Lazy But Effective: Collaborative Personalized Federated Learning with Heterogeneous Data
Ljubomir Rokvic, Panayiotis Danassis, Boi Faltings
TL;DR
The paper tackles the challenge of non-IID data across clients in Federated Learning by introducing pFedLIA, a clustering-based personalized FL framework that uses a Lazy Influence Approximation to cheaply estimate cross-client influence and form client clusters. The method supports both centralized and peer-to-peer clustering and is compatible with any FL aggregator, without requiring a priori knowledge of the number of clusters. Experiments on next-word prediction for Nordic languages and standard vision benchmarks show that pFedLIA matches Oracle clustering performance and outperforms strong baselines by up to 17%, while offering substantial computational efficiency gains.

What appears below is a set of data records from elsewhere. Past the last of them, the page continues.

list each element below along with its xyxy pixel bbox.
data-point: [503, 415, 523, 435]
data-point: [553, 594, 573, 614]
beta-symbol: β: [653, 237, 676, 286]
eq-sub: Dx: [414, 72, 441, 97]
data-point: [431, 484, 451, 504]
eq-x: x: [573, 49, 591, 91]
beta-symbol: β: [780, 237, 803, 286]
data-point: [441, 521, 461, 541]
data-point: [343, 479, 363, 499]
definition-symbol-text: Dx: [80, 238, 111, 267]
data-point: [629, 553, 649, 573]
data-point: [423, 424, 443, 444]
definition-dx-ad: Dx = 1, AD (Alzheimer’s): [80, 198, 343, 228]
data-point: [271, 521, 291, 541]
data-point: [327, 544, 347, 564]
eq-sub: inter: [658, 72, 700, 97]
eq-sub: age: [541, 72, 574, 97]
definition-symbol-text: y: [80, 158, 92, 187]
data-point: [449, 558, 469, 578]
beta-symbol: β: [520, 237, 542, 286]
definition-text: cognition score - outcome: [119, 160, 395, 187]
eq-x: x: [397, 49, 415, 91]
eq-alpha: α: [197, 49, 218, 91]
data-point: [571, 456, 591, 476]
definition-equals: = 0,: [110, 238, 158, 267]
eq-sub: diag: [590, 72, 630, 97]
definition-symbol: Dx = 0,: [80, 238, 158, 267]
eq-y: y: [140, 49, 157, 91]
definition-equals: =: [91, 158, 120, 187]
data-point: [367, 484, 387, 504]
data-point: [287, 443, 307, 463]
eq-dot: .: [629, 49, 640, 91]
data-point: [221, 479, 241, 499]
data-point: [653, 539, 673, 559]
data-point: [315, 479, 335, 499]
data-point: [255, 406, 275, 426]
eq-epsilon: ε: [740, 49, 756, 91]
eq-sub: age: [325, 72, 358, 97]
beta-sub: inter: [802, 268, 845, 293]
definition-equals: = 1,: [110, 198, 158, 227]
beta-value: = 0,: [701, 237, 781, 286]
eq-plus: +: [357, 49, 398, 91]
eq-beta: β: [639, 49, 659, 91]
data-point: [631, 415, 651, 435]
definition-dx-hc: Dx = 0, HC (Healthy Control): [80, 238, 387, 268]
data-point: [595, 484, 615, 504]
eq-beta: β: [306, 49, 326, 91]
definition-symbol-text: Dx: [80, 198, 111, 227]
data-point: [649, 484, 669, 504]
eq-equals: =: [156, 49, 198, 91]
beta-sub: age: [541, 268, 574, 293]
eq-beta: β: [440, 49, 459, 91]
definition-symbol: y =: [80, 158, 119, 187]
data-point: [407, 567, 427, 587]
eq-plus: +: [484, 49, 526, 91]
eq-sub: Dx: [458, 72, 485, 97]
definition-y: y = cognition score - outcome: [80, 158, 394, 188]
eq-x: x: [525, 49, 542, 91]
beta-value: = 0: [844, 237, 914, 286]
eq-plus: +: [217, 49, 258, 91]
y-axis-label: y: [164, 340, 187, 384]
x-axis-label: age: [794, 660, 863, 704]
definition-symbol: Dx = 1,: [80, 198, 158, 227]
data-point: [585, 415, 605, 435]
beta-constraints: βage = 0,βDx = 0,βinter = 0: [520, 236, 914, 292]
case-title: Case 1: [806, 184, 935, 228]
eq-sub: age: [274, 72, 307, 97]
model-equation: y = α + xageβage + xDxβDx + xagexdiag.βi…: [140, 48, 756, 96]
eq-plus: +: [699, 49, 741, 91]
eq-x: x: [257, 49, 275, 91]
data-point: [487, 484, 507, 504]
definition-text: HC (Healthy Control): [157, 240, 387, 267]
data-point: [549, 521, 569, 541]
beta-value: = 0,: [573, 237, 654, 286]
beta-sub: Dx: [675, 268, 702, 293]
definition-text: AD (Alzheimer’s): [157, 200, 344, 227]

This approach enables personalized, cluster-specific models that improve per-client performance in heterogeneous FL settings and scales to decentralized training scenarios.
Abstract
In Federated Learning, heterogeneity in client data distributions often means that a single global model does not have the best performance for individual clients. Consider for example training a next-word prediction model for keyboards: user-specific language patterns due to demographics (dialect, age, etc.), language proficiency, and writing style result in a highly non-IID dataset across clients. Other examples are medical images taken with different machines, or driving data from different vehicle types. To address this, we propose a simple yet effective personalized federated learning framework (pFedLIA) that utilizes a computationally efficient influence approximation, called `Lazy Influence', to cluster clients in a distributed manner before model aggregation. Within each cluster, data owners collaborate to jointly train a model that captures the specific data patterns of the clients. Our method has been shown to successfully recover the global model's performance drop due to the non-IID-ness in various synthetic and real-world settings, specifically a next-word prediction task on the Nordic languages as well as several benchmark tasks. It matches the performance of a hypothetical Oracle clustering, and significantly improves on existing baselines, e.g., an improvement of 17% on CIFAR100.